Headlines: November 6th, 2006

RECYCLING RATES UP ACROSS WALES

 

Every local authority in Wales has increased the amount of rubbish now being recycled instead of being sent to landfill. The latest figures show that almost a quarter of all Welsh municipal waste is recycled or composted.

Statistics show that across Wales the amount of waste recycled or composted increased to 23 per cent for the year 2005 to 2006, up from 20 per cent in the year before. In 1999, 93 per cent of waste was going to landfill and Welsh Assembly Minister for Environment, Planning and Countryside Carwyn Jones said the expansion of kerbside recycling by local councils and improvements at recycling centres had helped achieve the new levels.”These figures show that the message is getting through and we need everybody to keep on playing their part by recycling as much as possible,” he said.
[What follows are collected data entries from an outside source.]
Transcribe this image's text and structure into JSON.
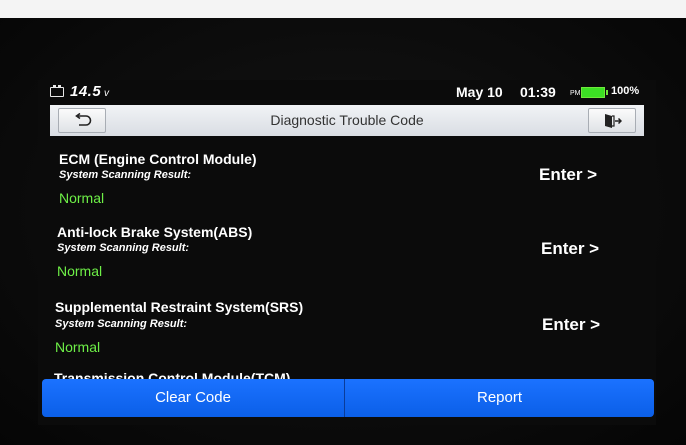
{
  "status_bar": {
    "voltage": "14.5",
    "voltage_unit": "v",
    "date": "May 10",
    "time": "01:39",
    "ampm": "PM",
    "battery_percent": "100%",
    "battery_color": "#3ce024",
    "battery_level": 1.0
  },
  "title_bar": {
    "title": "Diagnostic Trouble Code",
    "back_icon": "back-arrow-icon",
    "exit_icon": "exit-icon"
  },
  "systems": [
    {
      "name": "ECM (Engine Control Module)",
      "subtitle": "System Scanning Result:",
      "status": "Normal",
      "action": "Enter >"
    },
    {
      "name": "Anti-lock Brake System(ABS)",
      "subtitle": "System Scanning Result:",
      "status": "Normal",
      "action": "Enter >"
    },
    {
      "name": "Supplemental Restraint System(SRS)",
      "subtitle": "System Scanning Result:",
      "status": "Normal",
      "action": "Enter >"
    }
  ],
  "partial_item": "Transmission Control Module(TCM)",
  "buttons": {
    "clear_code": "Clear Code",
    "report": "Report"
  },
  "colors": {
    "accent_blue": "#1b72ff",
    "status_green": "#6ef047"
  }
}
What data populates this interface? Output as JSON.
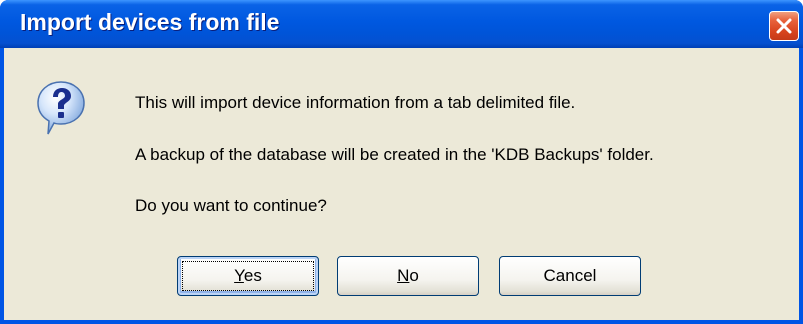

The task now, he said, was for people to change the way they thought about the amount of rubbish they created. “I want people to ask themselves, next time they’re in a shop, if they really need that extra plastic carrier bag, for example,” he added.

The Welsh Assembly Government has allocated funding to help local authorities to deliver more recycling schemes and the next target is to recycle or compost 25 per cent of waste by the end of the current financial year. Councillor Richard Parry Hughes, chair of Waste Awareness Wales and Welsh Local Government Association spokesperson for environment and planning said the figures were another significant milestone in the quest to reduce the amount of waste sent to landfill in Wales.

“Achieving 23 per cent recycling and composting in Wales is something we should all be proud of, and is further proof that people in Wales are continuing to rise to the challenge of improving recycling performance,” he said. There was a great deal of positive activity in Wales through an ongoing awareness campaign, and from local authorities and community groups, he said. All this was helping people realise the difference they could make by reducing, reusing or recycling their rubbish rather than disposing of it.